En un momento de crisis como el que se vivía (de estructuras, de paradigmas y valores), de forma paralela a la revolución juvenil que alcanzaba estilos de vida y proponía el cuestionamiento de lo cotidiano, las mujeres avanzaban por un camino ya iniciado y que, a pesar de la falta de visibilidad, resultó ser crucial para su historia. En este sentido, es incuestionable que todo lo acontecido a raíz del bendito mayo del 68 incidió, directa o indirectamente, en las conciencias de mujeres que empezaban a situarse tras la cámara o incluso que llevaban ya tiempo haciéndolo.
Era 1968 cuando Chantal Akerman filmaba su primer cortometraje, Saute ma ville. En blanco y negro, la cinta muestra a una jovencísima Akerman que tras recoger las cartas del buzón sube a su apartamento para quedarse allí. Entre balbuceos ininteligibles (en tono de canción infantil) y una serie de gestos desconcertantes (arbitrarios, casuales, azarosos y rutinarios), la cineasta se encierra en su espacio doméstico, un acto trivial que termina convirtiéndose en un alegato subversivo de ruptura con el lugar asignado a las mujeres. Mientras hombres y mujeres se adueñaban del espacio público como gesto de protesta, esta mujer se va atrincherando en su casa, transformando su hogar en un lugar hermético donde no hay posibilidad de filtraciones externas.

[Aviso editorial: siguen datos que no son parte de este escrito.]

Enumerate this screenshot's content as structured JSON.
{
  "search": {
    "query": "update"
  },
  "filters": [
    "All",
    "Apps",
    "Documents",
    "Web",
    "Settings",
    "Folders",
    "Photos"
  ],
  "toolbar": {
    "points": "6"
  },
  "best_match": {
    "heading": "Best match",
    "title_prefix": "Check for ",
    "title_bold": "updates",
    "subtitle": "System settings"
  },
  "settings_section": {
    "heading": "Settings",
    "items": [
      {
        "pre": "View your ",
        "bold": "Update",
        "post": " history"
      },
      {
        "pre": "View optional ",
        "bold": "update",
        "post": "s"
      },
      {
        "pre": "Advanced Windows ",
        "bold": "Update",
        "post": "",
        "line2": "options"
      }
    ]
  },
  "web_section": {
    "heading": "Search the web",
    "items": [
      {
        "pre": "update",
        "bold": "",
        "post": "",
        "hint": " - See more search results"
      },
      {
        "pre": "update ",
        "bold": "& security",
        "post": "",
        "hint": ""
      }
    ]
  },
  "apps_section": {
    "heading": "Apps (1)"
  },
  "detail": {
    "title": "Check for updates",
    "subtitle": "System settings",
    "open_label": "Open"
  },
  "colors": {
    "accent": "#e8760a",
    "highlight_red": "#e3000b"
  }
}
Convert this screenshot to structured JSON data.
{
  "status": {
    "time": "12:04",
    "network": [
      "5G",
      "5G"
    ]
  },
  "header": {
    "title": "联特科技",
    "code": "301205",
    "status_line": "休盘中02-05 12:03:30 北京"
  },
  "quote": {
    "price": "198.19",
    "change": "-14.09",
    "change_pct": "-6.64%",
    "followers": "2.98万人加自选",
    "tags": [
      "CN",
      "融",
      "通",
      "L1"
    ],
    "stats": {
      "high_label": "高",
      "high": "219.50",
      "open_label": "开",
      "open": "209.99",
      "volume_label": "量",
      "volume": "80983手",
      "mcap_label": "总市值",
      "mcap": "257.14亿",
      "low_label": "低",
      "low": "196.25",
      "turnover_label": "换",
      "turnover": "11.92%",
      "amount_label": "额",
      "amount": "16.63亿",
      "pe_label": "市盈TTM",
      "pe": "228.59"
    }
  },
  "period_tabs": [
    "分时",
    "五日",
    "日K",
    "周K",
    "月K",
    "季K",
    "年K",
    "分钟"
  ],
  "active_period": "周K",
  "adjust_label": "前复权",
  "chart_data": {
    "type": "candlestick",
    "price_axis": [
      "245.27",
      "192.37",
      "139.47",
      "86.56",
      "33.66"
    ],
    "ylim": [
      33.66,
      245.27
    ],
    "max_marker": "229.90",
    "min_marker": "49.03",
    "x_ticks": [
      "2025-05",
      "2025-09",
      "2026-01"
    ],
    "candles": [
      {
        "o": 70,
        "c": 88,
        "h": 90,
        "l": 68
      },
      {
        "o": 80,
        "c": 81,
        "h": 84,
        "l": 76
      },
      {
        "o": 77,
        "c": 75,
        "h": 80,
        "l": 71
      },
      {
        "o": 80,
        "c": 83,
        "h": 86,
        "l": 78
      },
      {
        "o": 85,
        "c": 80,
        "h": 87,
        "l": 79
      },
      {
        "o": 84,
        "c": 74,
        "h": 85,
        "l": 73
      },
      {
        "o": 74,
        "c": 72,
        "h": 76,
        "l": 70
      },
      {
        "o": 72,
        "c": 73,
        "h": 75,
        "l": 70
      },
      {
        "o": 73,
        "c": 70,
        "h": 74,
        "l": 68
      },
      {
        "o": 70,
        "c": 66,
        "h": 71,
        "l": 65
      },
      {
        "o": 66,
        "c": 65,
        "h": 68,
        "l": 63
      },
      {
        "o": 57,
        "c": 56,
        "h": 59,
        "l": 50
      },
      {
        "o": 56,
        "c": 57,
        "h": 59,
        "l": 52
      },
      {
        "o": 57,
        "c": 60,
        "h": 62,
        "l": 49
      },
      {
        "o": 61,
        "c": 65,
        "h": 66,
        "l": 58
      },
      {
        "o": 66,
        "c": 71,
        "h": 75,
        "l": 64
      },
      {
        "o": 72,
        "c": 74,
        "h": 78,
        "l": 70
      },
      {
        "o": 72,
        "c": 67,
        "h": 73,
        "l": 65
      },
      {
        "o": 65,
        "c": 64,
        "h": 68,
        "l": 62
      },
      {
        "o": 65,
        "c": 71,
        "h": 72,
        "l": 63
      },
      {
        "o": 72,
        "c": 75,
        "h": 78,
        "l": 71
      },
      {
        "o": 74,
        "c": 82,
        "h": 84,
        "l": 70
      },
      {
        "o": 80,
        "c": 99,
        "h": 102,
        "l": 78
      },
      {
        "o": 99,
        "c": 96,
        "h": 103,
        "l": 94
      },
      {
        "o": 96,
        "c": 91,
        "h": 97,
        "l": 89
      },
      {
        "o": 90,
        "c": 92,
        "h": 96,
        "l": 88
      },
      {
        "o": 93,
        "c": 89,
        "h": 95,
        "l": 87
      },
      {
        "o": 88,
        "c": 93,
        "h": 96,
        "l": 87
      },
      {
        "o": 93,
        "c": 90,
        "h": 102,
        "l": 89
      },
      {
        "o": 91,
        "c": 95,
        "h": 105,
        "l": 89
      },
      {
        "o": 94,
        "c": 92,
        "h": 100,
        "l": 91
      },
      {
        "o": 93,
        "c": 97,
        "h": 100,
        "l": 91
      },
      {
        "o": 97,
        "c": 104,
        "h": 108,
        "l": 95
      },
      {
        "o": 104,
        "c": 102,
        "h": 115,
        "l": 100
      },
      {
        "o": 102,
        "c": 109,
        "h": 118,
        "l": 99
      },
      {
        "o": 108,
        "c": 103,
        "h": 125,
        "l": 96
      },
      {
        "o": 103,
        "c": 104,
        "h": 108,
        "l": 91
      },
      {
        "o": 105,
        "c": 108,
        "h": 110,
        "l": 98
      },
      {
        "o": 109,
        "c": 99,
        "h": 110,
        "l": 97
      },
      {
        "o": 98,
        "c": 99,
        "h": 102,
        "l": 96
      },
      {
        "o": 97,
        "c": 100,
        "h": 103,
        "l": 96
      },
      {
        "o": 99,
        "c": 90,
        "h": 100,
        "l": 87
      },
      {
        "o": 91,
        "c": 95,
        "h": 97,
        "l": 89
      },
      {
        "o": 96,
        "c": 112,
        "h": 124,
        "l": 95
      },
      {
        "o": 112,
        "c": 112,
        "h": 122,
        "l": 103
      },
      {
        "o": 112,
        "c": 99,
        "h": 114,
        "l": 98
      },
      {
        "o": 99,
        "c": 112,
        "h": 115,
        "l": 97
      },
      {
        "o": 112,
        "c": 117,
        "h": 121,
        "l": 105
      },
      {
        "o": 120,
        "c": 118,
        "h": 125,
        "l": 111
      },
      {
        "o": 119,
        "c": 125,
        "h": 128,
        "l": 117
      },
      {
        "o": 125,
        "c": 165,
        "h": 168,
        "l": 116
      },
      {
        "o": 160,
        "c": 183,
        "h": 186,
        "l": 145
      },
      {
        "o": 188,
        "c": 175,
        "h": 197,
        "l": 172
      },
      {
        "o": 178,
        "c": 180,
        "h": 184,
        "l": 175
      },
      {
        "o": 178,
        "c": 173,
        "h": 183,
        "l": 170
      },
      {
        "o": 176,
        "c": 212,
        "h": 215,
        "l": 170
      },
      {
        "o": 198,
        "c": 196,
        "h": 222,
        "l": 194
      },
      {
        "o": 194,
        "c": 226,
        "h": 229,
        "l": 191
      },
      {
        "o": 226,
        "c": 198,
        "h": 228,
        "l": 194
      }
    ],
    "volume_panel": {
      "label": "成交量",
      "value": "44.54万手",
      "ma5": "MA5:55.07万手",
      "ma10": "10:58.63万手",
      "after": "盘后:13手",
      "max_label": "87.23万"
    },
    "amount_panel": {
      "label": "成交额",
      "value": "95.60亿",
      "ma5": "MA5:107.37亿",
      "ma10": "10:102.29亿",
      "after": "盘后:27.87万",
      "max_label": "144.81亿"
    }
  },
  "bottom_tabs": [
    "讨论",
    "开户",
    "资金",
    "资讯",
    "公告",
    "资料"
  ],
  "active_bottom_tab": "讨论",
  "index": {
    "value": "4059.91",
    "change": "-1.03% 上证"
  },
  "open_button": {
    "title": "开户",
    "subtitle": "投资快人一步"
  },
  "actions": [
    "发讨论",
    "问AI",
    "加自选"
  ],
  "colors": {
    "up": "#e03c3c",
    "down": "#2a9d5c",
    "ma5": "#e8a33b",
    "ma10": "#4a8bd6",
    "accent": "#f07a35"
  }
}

El marcado carácter autorreferencial del cine de Akerman ya queda patente en este primer trabajo, además de condensar muchas de sus señas de identidad estilísticas y presentar lo que serán algunas de las reflexiones sobre las que versará su cine. Esta adolescente en continuo movimiento, caótico e impulsivo, termina apareciendo en pantalla como un ama de casa que se rodea de elementos asociados a lo femenino (flores, productos de limpieza, la cocina, las cremas de belleza) e infantil. Sí, era 1968, era el momento en que se pugnaba por una autonomía, una imposición de ideales que terminara con la imposición de mandatos; era el momento de generar actos artísticos como actos políticos, de hacer un cine donde cupiera la ideología y no solo se empleara como herramienta pedagógica o activista. Era 1968 y ya hacía años que Betty Friedan se cuestionaba que la mística de la feminidad pudiera ser aquella que provocaba en las mujeres «el malestar que no tiene nombre» (el que describían las amas de casa y madres de los 50 y 60 para definir su insatisfacción vital), impulsando así esa segunda ola del feminismo que reclamaba más derechos políticos para las mujeres y una mayor igualdad con los hombres. Era 1968, el momento en que la convergencia de movimientos políticos, culturales y sociales (como la segunda ola del feminismo y el Mayo francés) permitió una nueva concepción del arte y con ello una liberación de las estructuras formales que alcanzaron al cine. Y mientras proliferaban las películas de cineastas en activo que recreaban las revueltas, que se sumergían en las batallas, en las asambleas, que hacían «cine sobre el terreno» para contar la realidad de otros países (y su hermandad con lo que sucedía en Francia), Chantal Akerman hacía lo que no dejaría de hacer desde ese 1968: filmar su experiencia, compartir su mirada, proyectar su voz (una de tantas silenciadas por el género) y experimentar con las formas a la vez que sometía a su cámara a un proceso de des-domesticación, a la ruptura de aquello que había encerrado a las mujeres en las casas.